Cross My Heart (Alex Cross 21) - Page 19

Sunday hesitated but then saw that a cable linked the helmet to the server. He put the helmet on, lowered the visor, and gasped. He was now looking at a 3-D image of Cross’s house.

It hovered there in front of him like a hologram.

“Touch the front door,” Acadia said through speakers in the helmet. “Your hands guide you.”

Chapter

17

Sunday reached toward the door. It swung open and he moved inside a digital model of Cross’s house, not quite architectural rendering, not quite photograph. He was in the front hallway

. He moved his right hand and was quickly peering into the front room. He moved his left hand and a closet opened.

“The entire place like this?” he said.

“Top to bottom,” Acadia said. “You can see the house as it is now, and as it will be during and after the construction.”

Fascinated now, the writer climbed the virtual staircase and found Alex Cross’s bedroom. He looked at the bed, thought of Bree Stone in those jeans she’d been wearing. Despite that pleasurable image, he did not linger.

There was one place in particular he very much wanted to see. He navigated out of the bedroom and climbed a second, narrower staircase to the attic and Cross’s home office, which was depicted with near-photorealism.

The writer was ecstatic. This was where Dr. Alex did some of his best work, at least according to a fawning profile of him that had run a few years back in the Post’s Sunday magazine. The piece had included the photograph of the attic that Preston had somehow melded into the cyber-rendering.

Sunday panned about, seeing the desk, the chair, the filing cabinets, even the snapshots of the victims of unsolved murders and various news clips regarding those cases thumbtacked to the wall. He spotted two and almost gasped.

Could it be? Cross was still obsessed with the Perfect Criminal cases?

Sunday pointed at one clip. To his delight, it was enlarged, and he scanned a story from the Austin American-Statesman about the Monahan murders, pausing on a picture of Alice, the young mother and wife. In Sunday’s mind he saw her as he always did: naked in the bathroom, screaming before the razor cut her throat.

But rather than dwell on that, he pointed at the second clip, a story from the Omaha World-Herald describing the brutal slayings of the Daley family. He lingered on the wife and mother, Bea. She was older than Alice Monahan by nearly twenty years. In his mind he saw her naked, too, and begging for mercy before the razor slashed her—

“Love it, sugar?” Acadia asked over the headset, breaking his attention.

“I do.”

There was no doubt about that. Through his clever invention, young Preston Elliot had made Sunday invisible, free to roam Cross’s house at will, free to become familiar with every inch of the place so that someday soon he could creep into it in the dark for real.

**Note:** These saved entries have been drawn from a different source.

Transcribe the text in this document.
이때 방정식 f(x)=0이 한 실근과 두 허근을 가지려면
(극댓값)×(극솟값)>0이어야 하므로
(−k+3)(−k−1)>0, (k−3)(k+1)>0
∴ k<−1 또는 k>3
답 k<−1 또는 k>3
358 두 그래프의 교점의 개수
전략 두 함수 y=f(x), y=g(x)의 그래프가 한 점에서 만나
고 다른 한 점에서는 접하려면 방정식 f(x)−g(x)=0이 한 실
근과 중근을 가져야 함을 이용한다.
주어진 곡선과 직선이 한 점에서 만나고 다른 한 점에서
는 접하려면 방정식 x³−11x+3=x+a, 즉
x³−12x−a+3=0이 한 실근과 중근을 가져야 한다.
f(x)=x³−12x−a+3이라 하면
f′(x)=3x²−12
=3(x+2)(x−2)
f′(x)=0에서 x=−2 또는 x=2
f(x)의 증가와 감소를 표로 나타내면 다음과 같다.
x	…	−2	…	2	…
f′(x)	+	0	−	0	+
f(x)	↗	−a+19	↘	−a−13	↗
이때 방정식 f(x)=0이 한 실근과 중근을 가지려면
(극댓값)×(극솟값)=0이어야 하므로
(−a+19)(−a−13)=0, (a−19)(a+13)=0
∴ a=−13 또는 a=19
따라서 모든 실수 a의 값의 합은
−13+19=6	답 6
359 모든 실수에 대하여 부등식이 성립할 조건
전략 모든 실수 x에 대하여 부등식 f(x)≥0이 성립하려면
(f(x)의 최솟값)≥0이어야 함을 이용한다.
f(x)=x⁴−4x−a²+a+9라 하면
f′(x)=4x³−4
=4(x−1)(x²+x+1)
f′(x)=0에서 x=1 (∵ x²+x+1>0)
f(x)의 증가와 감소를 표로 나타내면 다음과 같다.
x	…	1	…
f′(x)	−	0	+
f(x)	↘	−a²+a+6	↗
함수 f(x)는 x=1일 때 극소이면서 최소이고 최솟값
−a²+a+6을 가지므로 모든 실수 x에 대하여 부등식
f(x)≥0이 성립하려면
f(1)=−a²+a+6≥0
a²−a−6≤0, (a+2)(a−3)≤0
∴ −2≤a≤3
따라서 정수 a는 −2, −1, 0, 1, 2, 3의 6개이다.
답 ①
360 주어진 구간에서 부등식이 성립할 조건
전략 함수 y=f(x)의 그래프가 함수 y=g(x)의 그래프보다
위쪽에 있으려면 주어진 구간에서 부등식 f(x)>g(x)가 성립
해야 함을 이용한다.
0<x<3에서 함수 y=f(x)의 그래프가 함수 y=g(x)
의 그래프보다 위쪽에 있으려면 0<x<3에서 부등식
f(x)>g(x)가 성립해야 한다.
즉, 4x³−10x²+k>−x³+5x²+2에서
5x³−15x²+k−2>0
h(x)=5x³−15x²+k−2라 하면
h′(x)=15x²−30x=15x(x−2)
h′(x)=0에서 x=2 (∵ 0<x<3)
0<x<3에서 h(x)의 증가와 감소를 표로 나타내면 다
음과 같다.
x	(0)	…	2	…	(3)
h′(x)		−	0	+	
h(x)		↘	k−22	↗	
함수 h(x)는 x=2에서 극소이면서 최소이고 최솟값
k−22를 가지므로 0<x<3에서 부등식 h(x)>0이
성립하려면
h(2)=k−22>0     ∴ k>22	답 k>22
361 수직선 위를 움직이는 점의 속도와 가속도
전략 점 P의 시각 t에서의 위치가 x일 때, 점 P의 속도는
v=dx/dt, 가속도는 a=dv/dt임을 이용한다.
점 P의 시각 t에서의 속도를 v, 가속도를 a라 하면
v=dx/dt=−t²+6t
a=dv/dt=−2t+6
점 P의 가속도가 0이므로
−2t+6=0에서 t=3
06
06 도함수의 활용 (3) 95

That would be exciting. Wouldn’t every cell in his body buzz?

Yes. Oh, yes, it would. But there was more than that. Looking around the cyberversion of the office, Sunday felt as if he’d already violated Dr. Alex’s privacy, slipped inside the detective’s sanctuary, and made himself right at home.

What could be better? What could make things better?

Nothing!

Feeling untouchable now, Sunday tore off the helmet and smiled at Preston. “Acadia said you were a genius, my friend. She’s right.”

Preston glanced at Acadia, blushed, and squirmed in his seat.

“No one knows you’ve done this work for us, correct?” Sunday asked.

“Ju-ju-just me,” Preston said. “Like A-A-Acadia asked.”

Sunday looked at her. “And you know how to enter future data?”

“Preston’s a very good teacher,” Acadia said, rubbing the young man’s shoulders sensually.

“Pay him,” Sunday said, heading toward the door.